Advantages of Standardization.
International uniformity has its own advantages. As people travel the World, they can be assured that wherever they go the product that they buy from you will be same and that it will have the same, standard benefits. This could mean the components that they buy from you in different local markets as they themselves become global. Standardization reinforces positive consumer perceptions of your product. One of the payoffs of great quality for a single product category is that the reputation of your product will help you sell more of it. Positive word-of-mouth pays dividends for brand owners. Cost reduction will give economies of scale. Since you are making large quantities or the same, non-adapted product - you benefit from the advantages associated with manufacturing in bulk.

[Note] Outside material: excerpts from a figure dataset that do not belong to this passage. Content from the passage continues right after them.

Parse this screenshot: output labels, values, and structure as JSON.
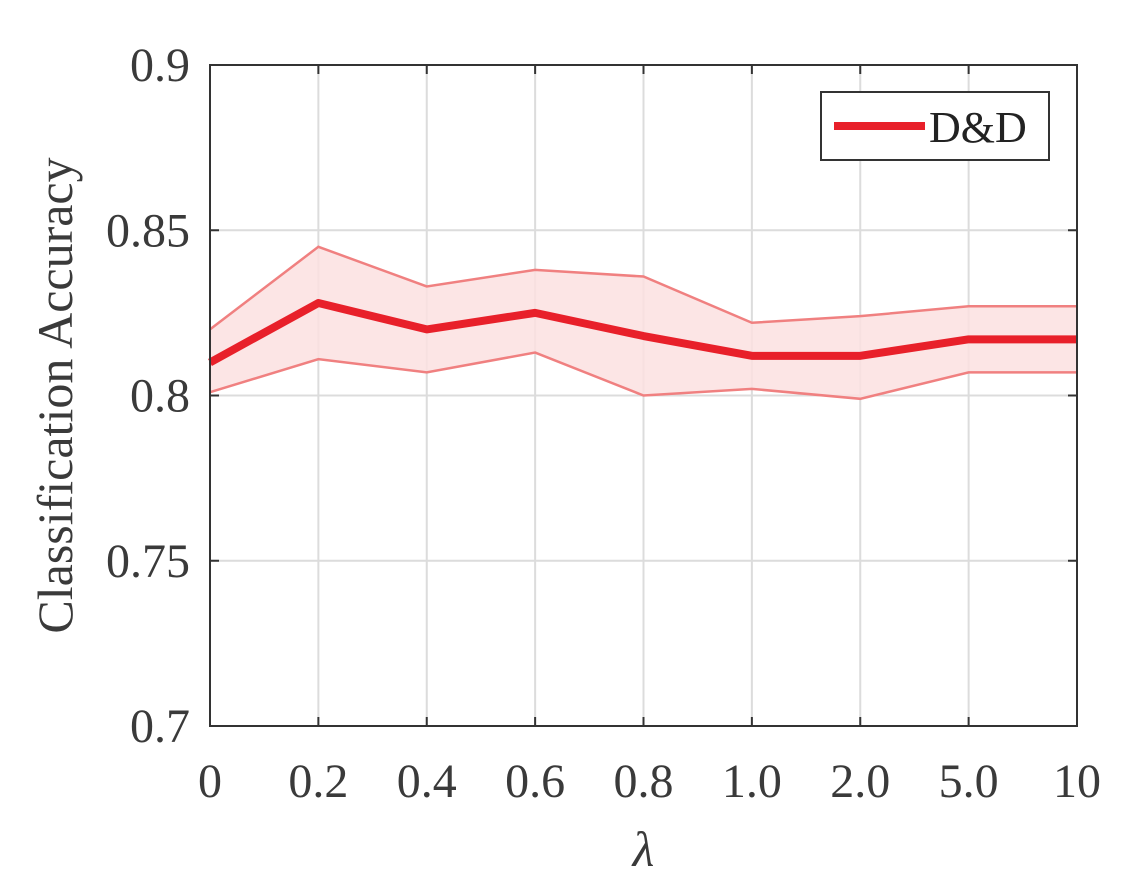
{
  "chart_data": {
    "type": "line",
    "xlabel": "λ",
    "ylabel": "Classification Accuracy",
    "categories": [
      "0",
      "0.2",
      "0.4",
      "0.6",
      "0.8",
      "1.0",
      "2.0",
      "5.0",
      "10"
    ],
    "ylim": [
      0.7,
      0.9
    ],
    "yticks": [
      "0.7",
      "0.75",
      "0.8",
      "0.85",
      "0.9"
    ],
    "grid": true,
    "legend_position": "top-right",
    "series": [
      {
        "name": "D&D",
        "color": "#e8202a",
        "band_fill": "#fbe0e0",
        "band_edge": "#f08080",
        "values": [
          0.81,
          0.828,
          0.82,
          0.825,
          0.818,
          0.812,
          0.812,
          0.817,
          0.817
        ],
        "upper": [
          0.82,
          0.845,
          0.833,
          0.838,
          0.836,
          0.822,
          0.824,
          0.827,
          0.827
        ],
        "lower": [
          0.801,
          0.811,
          0.807,
          0.813,
          0.8,
          0.802,
          0.799,
          0.807,
          0.807
        ]
      }
    ]
  }
}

For example, components can be bought in large quantities, which reduces the cost-per-unit. There are other benefits relating to economies of scale, including improved research and development, marketing operational costs, lower costs of investment, and in an age where trade barriers are coming down - standardization is a plausible product strategy. Quality is improved since efforts are concentrated upon the single product. Staff can be trained to enhance the quality of the product and manufacturers will invest in technology and equipment that can safeguard the quality of the standardized product offering.
Disadvantages of Standardization.
Since the product is the same wherever you buy it, it is wholly undifferentiated. It is not unique in anyway. This leaves the obvious opportunity for a competitor to design a tailor-made, differentiated or branded product that meets the needs of local segments. Of course products have different uses in different countries (for example cycling is a leisure activity in some nations, and a form of transport in others). Local markets have local needs and tastes. Therefore by standardizing, you could leave yourself vulnerable. Another problem with standardization is that it depends largely upon economies of scale. With global businesses, your business will manufacture in a number of nations. However, some countries implement trade barriers (and yes this includes the USA and the European Union). If this is the case, then localization and the resultant adaptation is inevitable. What exactly do you intend to standardize? Is your whole product 'experience' to be standardized? Do you standardize customer service and product support, marketing communications, pricing, and channels of distribution? Then you have a standardized marketing mix - surely this cannot benefit your business.